Data on positive mental health, self-esteem and the experience of social inclusion as well as background factors was available for all 195 participants. Data on character strengths of gratitude, hope and kindness was available only for 185 participants due to a technical problem within the electronic questionnaire.

2.2 Measures

2.2.1 Positive Mental Health

Positive mental health was measured with the Warwick Edinburgh Mental Well-Being Scale (WEMWBS) which is designed especially for use within general population samples. It is a 14-item scale covering both subjective (hedonic perspective) and psychological (eudaimonic perspective) functioning with all the items addressing positive mental health [35]. The scale is scored by summing the response to each item answered on a 1 to 5 Likert scale with the total score ranging between 14 and 70 and higher score indicating better positive mental health. The measure was designed initially for individuals ages 16 and above but it has been used as a valid study measure also within early adolescence [36]. The English version of WEMWBS has shown good psychometric properties [37]. The psychometric properties of the Finnish and Swedish versions of WEMWBS has not yet been reported thoroughly, but the measure has been used in various population-based studies successfully. The English version of the scale was translated into Finnish according to back translation method [38].

2.2.2 Character Strengths

The character strengths were measured by using the Finnish adaptation [39] of the VIA Youth Survey (VIA Youth-96) [18]. The VIA Youth-96 is designed for children and adolescents between ages 10 and 17. It assesses 24 different character strengths that are grouped into six virtues, each including three to five separate character strengths. The VIA Youth-96 have demonstrated good internal consistency with alpha’s ranging from 0.72 to 0.91 [18]. In this study, only statements regarding the character strengths of gratitude, hope and kindness were measured. Each of these character strengths was measured with four statements with possible answers on a Likert scale from 1 (“not like me at all”) to 5 (“very much like me”) with the total score ranging from 4 to 20 for each character strength, with increasing scores indicating higher character strength.

2.2.3 Self-Esteem

The Finnish translation of the Rosenberg Self-Esteem Scale (RSES) [40] was used to explore self-esteem among the participants. RSES is a widely used 10-item self-report scale of global self-esteem that was originally designed and tested especially for adolescents. It consists of five items reflecting for positive and five for negative feelings about oneself. All items are answered using a 4-point Likert scale ranging from strongly disagree (0) to strongly disagree (3) with the total score ranging between 0 and 30 with higher scores reflecting higher global self-esteem. The internal reliability and factor structure of the RSES has been reported as psychometrically sound across many languages and cultures [41].

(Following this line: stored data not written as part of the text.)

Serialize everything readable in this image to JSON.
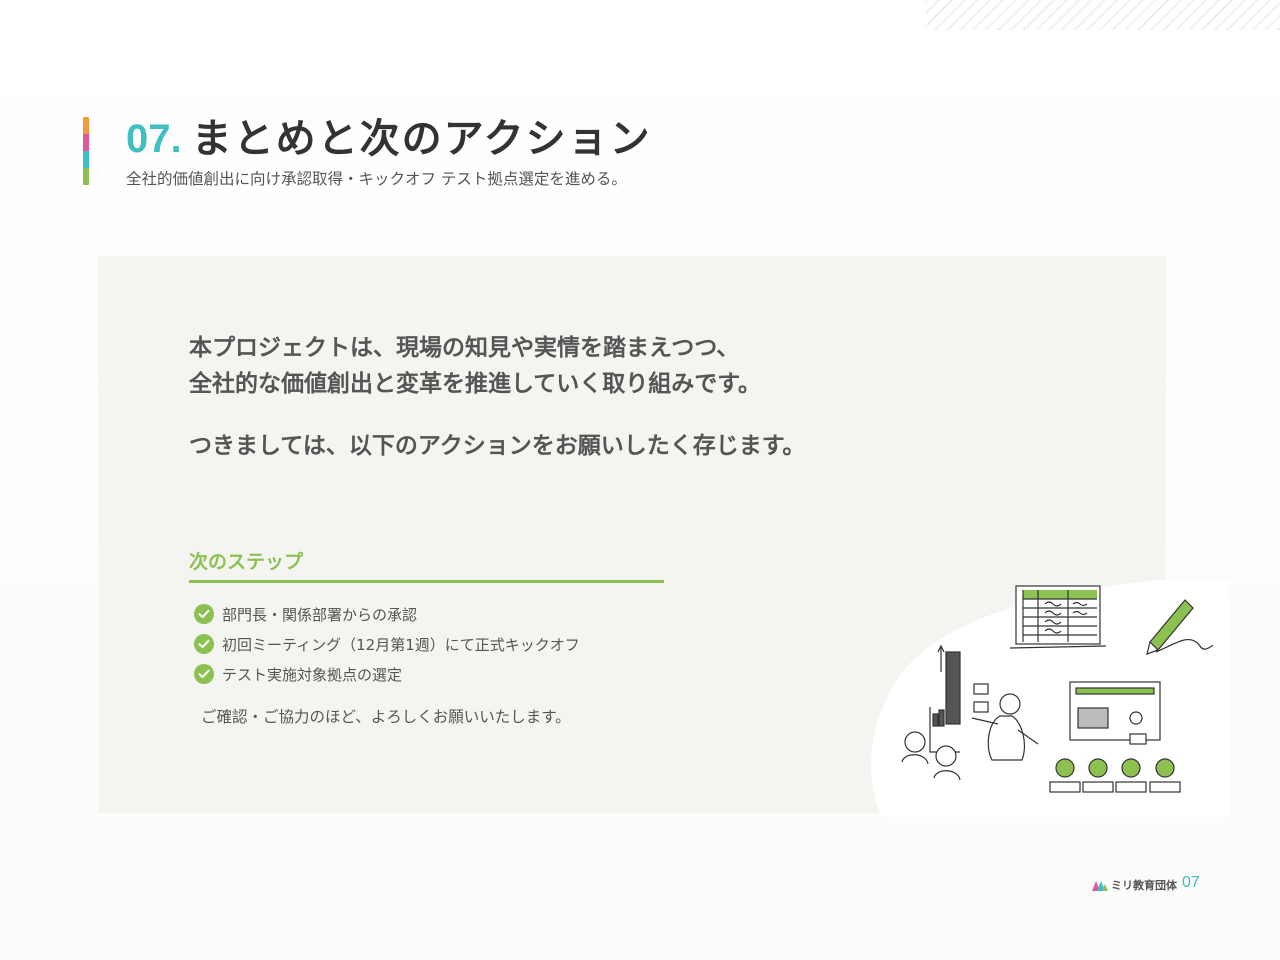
{
  "header": {
    "number": "07.",
    "title": "まとめと次のアクション",
    "subtitle": "全社的価値創出に向け承認取得・キックオフ テスト拠点選定を進める。"
  },
  "main": {
    "lead_line1": "本プロジェクトは、現場の知見や実情を踏まえつつ、",
    "lead_line2": "全社的な価値創出と変革を推進していく取り組みです。",
    "request": "つきましては、以下のアクションをお願いしたく存じます。",
    "steps_heading": "次のステップ",
    "steps": [
      {
        "label": "部門長・関係部署からの承認"
      },
      {
        "label": "初回ミーティング（12月第1週）にて正式キックオフ"
      },
      {
        "label": "テスト実施対象拠点の選定"
      }
    ],
    "closing": "ご確認・ご協力のほど、よろしくお願いいたします。"
  },
  "footer": {
    "brand": "ミリ教育団体",
    "page": "07"
  },
  "colors": {
    "accent_teal": "#3fbfc0",
    "accent_green": "#8cc152",
    "bar_orange": "#f39a3c",
    "bar_pink": "#e05a9a",
    "card_bg": "#f4f4f0",
    "text": "#555555"
  },
  "icons": {
    "step_marker": "check-circle-icon",
    "illustration": "presentation-meeting-illustration"
  }
}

2.2.4 Experience of Social Inclusion

Experienced social inclusion was measured with the Experiences of Social Inclusion Scale (ESIS) developed in Finland [42]. It is a 10-item scale that includes statements regarding social interaction, experienced meaningfulness in life and beliefs in one’s possibilities to act and influence. Each statement is answered with 5-point Likert scale ranging from 1 (“completely disagree”) to 5 (“completely agree”). The sum score between 10–50 is further modified into a scale from 0 to 100. The reports of validation of this measure are currently under review. Higher score indicates higher level of social inclusion.

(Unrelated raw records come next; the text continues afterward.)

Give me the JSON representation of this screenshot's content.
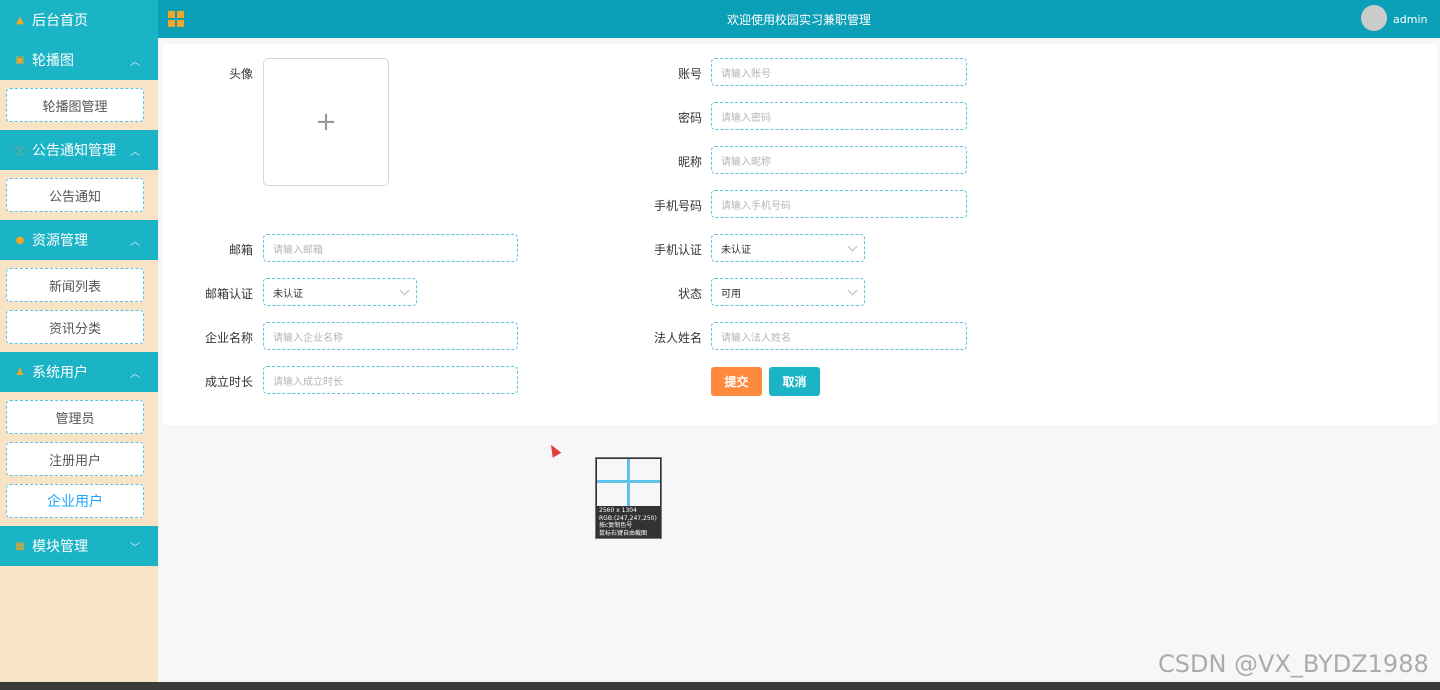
{
  "sidebar": {
    "home": "后台首页",
    "groups": [
      {
        "title": "轮播图",
        "items": [
          "轮播图管理"
        ]
      },
      {
        "title": "公告通知管理",
        "items": [
          "公告通知"
        ]
      },
      {
        "title": "资源管理",
        "items": [
          "新闻列表",
          "资讯分类"
        ]
      },
      {
        "title": "系统用户",
        "items": [
          "管理员",
          "注册用户",
          "企业用户"
        ]
      },
      {
        "title": "模块管理",
        "items": []
      }
    ]
  },
  "topbar": {
    "title": "欢迎使用校园实习兼职管理",
    "user": "admin"
  },
  "form": {
    "avatar_label": "头像",
    "upload_plus": "+",
    "account_label": "账号",
    "account_placeholder": "请输入账号",
    "password_label": "密码",
    "password_placeholder": "请输入密码",
    "nickname_label": "昵称",
    "nickname_placeholder": "请输入昵称",
    "phone_label": "手机号码",
    "phone_placeholder": "请输入手机号码",
    "email_label": "邮箱",
    "email_placeholder": "请输入邮箱",
    "phone_verify_label": "手机认证",
    "phone_verify_value": "未认证",
    "email_verify_label": "邮箱认证",
    "email_verify_value": "未认证",
    "status_label": "状态",
    "status_value": "可用",
    "company_label": "企业名称",
    "company_placeholder": "请输入企业名称",
    "legal_label": "法人姓名",
    "legal_placeholder": "请输入法人姓名",
    "duration_label": "成立时长",
    "duration_placeholder": "请输入成立时长",
    "submit": "提交",
    "cancel": "取消"
  },
  "picker": {
    "line1": "2560 x 1304",
    "line2": "RGB:(247,247,250)",
    "line3": "按c复制色号",
    "line4": "鼠标右键自由截图"
  },
  "watermark": "CSDN @VX_BYDZ1988"
}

2.2.5 Background Variables

The participants were asked to report their year of birth, official gender and the city where they went to school. Regarding social circumstances, the participants were asked about the living arrangements whether they lived with both of their parents, only with one parent, altering from parent to another in a regular manner or if they lived with someone else than their parent. Socioeconomic background factors included questions regarding mother’s and father’s educational level (Low: comprehensive school or equivalent; Middle: upper secondary school, high school or vocational school; High: University or university of applied sciences; not known). In addition, the participants were asked to evaluate the financial situation of one’s family (very good, fairly good, moderate, fairly poor, very poor).

2.3 Statistical Methods

The normality of distribution of each variable was tested by Shapiro-Wilk test, in addition to visual evaluation of histograms and Q-Q plots as well as detection of the skewness and kurtosis of each variable. All of the continuous variables were non-normally distributed and slightly positively skewed. Internal consistencies of continuous variables were evaluated by Cronbach’s α. The internal consistency was very good for WEMWBS (α = 0.910) and good for RSES (α = 0.800) as well as for ESIS (α = 0.894). Among the measured character strengths, gratitude (α = 0.683) and kindness (α = 0.721) showed acceptable internal consistencies, and the character strength of hope had good internal consistency (α = 0.848).

To compare differences between categorical background factors and WEMWBS total score (PMH), Mann-Whitney U-test was used for dichotomous variables (language, gender, grade) and Kruskal-Wallis test for variables including more than two groups (age, living arrangements, parental educational level and family’s financial situation).

Spearman’s correlations were explored between the total score of WEMWBS and the total scores of each character strength, RSES and ESIS. In addition, there was no multicollinearity between continuous predictor variables as evaluated by variance inflation factor (VIF) and the data showed homoscedasticity, evaluated by scatterplots.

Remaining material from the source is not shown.